Attesa, amata e celebrata E’ la primavera, stagione simbolo della rinascita fotogallery

Oggi, 21 marzo 2013, è il primo giorno di Primavera. Una stagione invocata, attesa, amata e celebrata in particolare dagli artisti: da Botticelli a Monet nella pittura; da Antonio Vivaldi a Luca Carboni e Lucio Battisti. Non mancano all'appello sculture, poesie ed opere. A voi lettori l'augurio di Bergamonews di una nuova splendida stagione.

di Francesca Imineo*

E’ primavera. O almeno così dovrebbe essere. Oggi, 21 marzo, inizia ufficialmente questa tanta attesa stagione che sembrava non arrivare mai a Bergamo.

In questi ultimi giorni di pioggia e neve si è cercato di scorgere quel timido sole che tanto si è fatto desiderare. Questa stagione rappresenta la nascita, la fertilità e il rinnovamento. Dopo il lungo inverno la natura si risveglia e i fiori sbocciano, donando nuovi colori e nuova luce alle città. Si può respirare nell’aria e individuare nelle piccole cose belle. Ma la primavera non è solo questo: è arte, è musica, è un quadro, una scultura.

La primavera è vita.

Molti artisti hanno usato questo tema per le loro opere e canzoni, interpretandola in tanti modi diversi. Il dipinto più noto “La Primavera” di Sandro Botticelli, del 1482 circa, è una delle opere più famose del Rinascimento Italiano. Anche Arnold Bocklin, pittore svizzero rappresentante del Romanticismo, dipinse un quadro in onore della tanto amata stagione, intitolando l’opera “Sere di Primavera” del 1879, in cui esprimeva la nostalgia dell’artista e il suo profondo scetticismo nei confronti della civiltà moderna.

Claude Monet, padre dell’Impressismo, ha dedicato alcune delle sue opere a questo tema, dipingendo tra i più svariati paesaggi, giocando con i colori e creando un “arcobaleno di fiori” in prospettive suggestive. Non ci sono solamente i pittori, anche la musica ha celebrato la primavera. Da Antonio Vivaldi, il musicista veneziano del Settecento, ha riservato un concerto a questa stagione. E i moderni? Persino i cantanti nostri contemporanei hanno attinto all’inizio della rinascita.

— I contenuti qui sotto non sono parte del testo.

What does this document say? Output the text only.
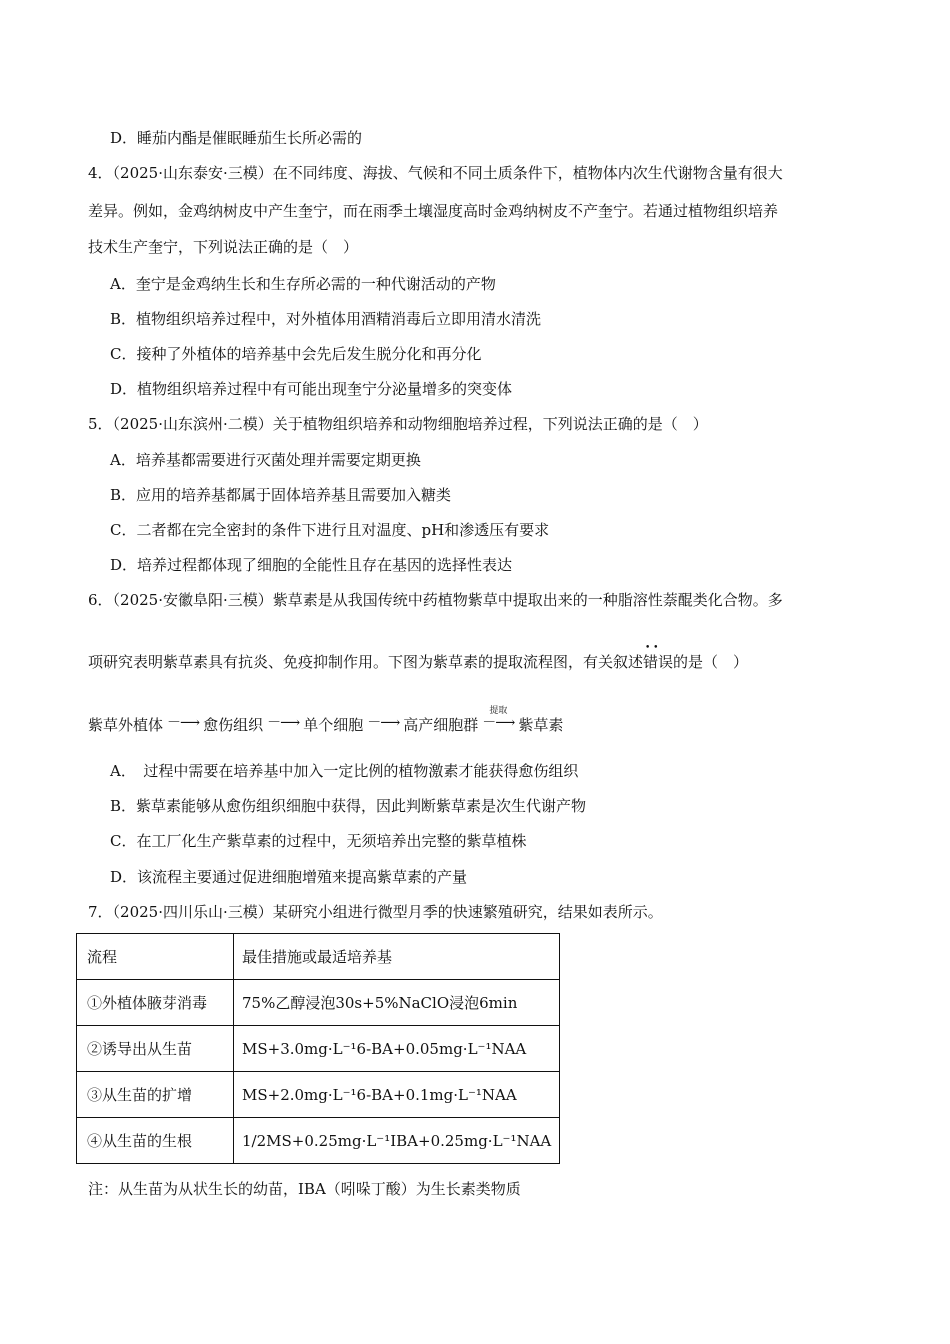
D．睡茄内酯是催眠睡茄生长所必需的
4．（2025·山东泰安·三模）在不同纬度、海拔、气候和不同土质条件下，植物体内次生代谢物含量有很大
差异。例如，金鸡纳树皮中产生奎宁，而在雨季土壤湿度高时金鸡纳树皮不产奎宁。若通过植物组织培养
技术生产奎宁，下列说法正确的是（　）
A．奎宁是金鸡纳生长和生存所必需的一种代谢活动的产物
B．植物组织培养过程中，对外植体用酒精消毒后立即用清水清洗
C．接种了外植体的培养基中会先后发生脱分化和再分化
D．植物组织培养过程中有可能出现奎宁分泌量增多的突变体
5．（2025·山东滨州·二模）关于植物组织培养和动物细胞培养过程，下列说法正确的是（　）
A．培养基都需要进行灭菌处理并需要定期更换
B．应用的培养基都属于固体培养基且需要加入糖类
C．二者都在完全密封的条件下进行且对温度、pH和渗透压有要求
D．培养过程都体现了细胞的全能性且存在基因的选择性表达
6．（2025·安徽阜阳·三模）紫草素是从我国传统中药植物紫草中提取出来的一种脂溶性萘醌类化合物。多
项研究表明紫草素具有抗炎、免疫抑制作用。下图为紫草素的提取流程图，有关叙述• • 错误的是（　）
紫草外植体 －⟶ 愈伤组织 －⟶ 单个细胞 －⟶ 高产细胞群
提取
－⟶ 紫草素
A．　过程中需要在培养基中加入一定比例的植物激素才能获得愈伤组织
B．紫草素能够从愈伤组织细胞中获得，因此判断紫草素是次生代谢产物
C．在工厂化生产紫草素的过程中，无须培养出完整的紫草植株
D．该流程主要通过促进细胞增殖来提高紫草素的产量
7．（2025·四川乐山·三模）某研究小组进行微型月季的快速繁殖研究，结果如表所示。
流程	最佳措施或最适培养基
①外植体腋芽消毒	75%乙醇浸泡30s+5%NaClO浸泡6min
②诱导出从生苗	MS+3.0mg·L⁻¹6-BA+0.05mg·L⁻¹NAA
③从生苗的扩增	MS+2.0mg·L⁻¹6-BA+0.1mg·L⁻¹NAA
④从生苗的生根	1/2MS+0.25mg·L⁻¹IBA+0.25mg·L⁻¹NAA
注：从生苗为从状生长的幼苗，IBA（吲哚丁酸）为生长素类物质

Basti pensare a Loretta Goggi con "Maledetta Primavera" che salì sul podio di Sanremo, "E’ primavera" di Marina Rei, "Cervo a primavera" di Riccardo Cocciante, e come dimenticare Luca Carboni.

Il cantautore bolognese dedica questi versi della canzone "Primavera": “È primavera e mi prende un bisogno di leggerezza/E di pesanti passioni e un sentimento indefinibile/Al tramonto dalla finestra guardo il mondo/E mi viene voglia di tuffarmi dentro/e mi viene voglia di non lasciarlo mai più”.

Lucio Battisti, invece, ne “I giardini di marzo” parla anche dell’amore, un sentimento che pare sbocciare con l’arrivo della Primavera: “e poi ancora ancora amore amor per te/fiumi azzurri e colline e praterie/dove corrono dolcissime/le mie malinconie/l’universo/ trova spazio/dentro me/ ma il coraggio di vivere/ quello ancora non c’e’/ i giardini di marzo/ si vestono di nuovi colori/ e le giovani donne/ in quel mese/ vivono nuovi amori”.

 

Francesca Imineo è la più giovane collaboratrice di Bergamonews. La redazione ha creduto opportuno che fosse proprio questa giovane ragazza a parlare della primavera.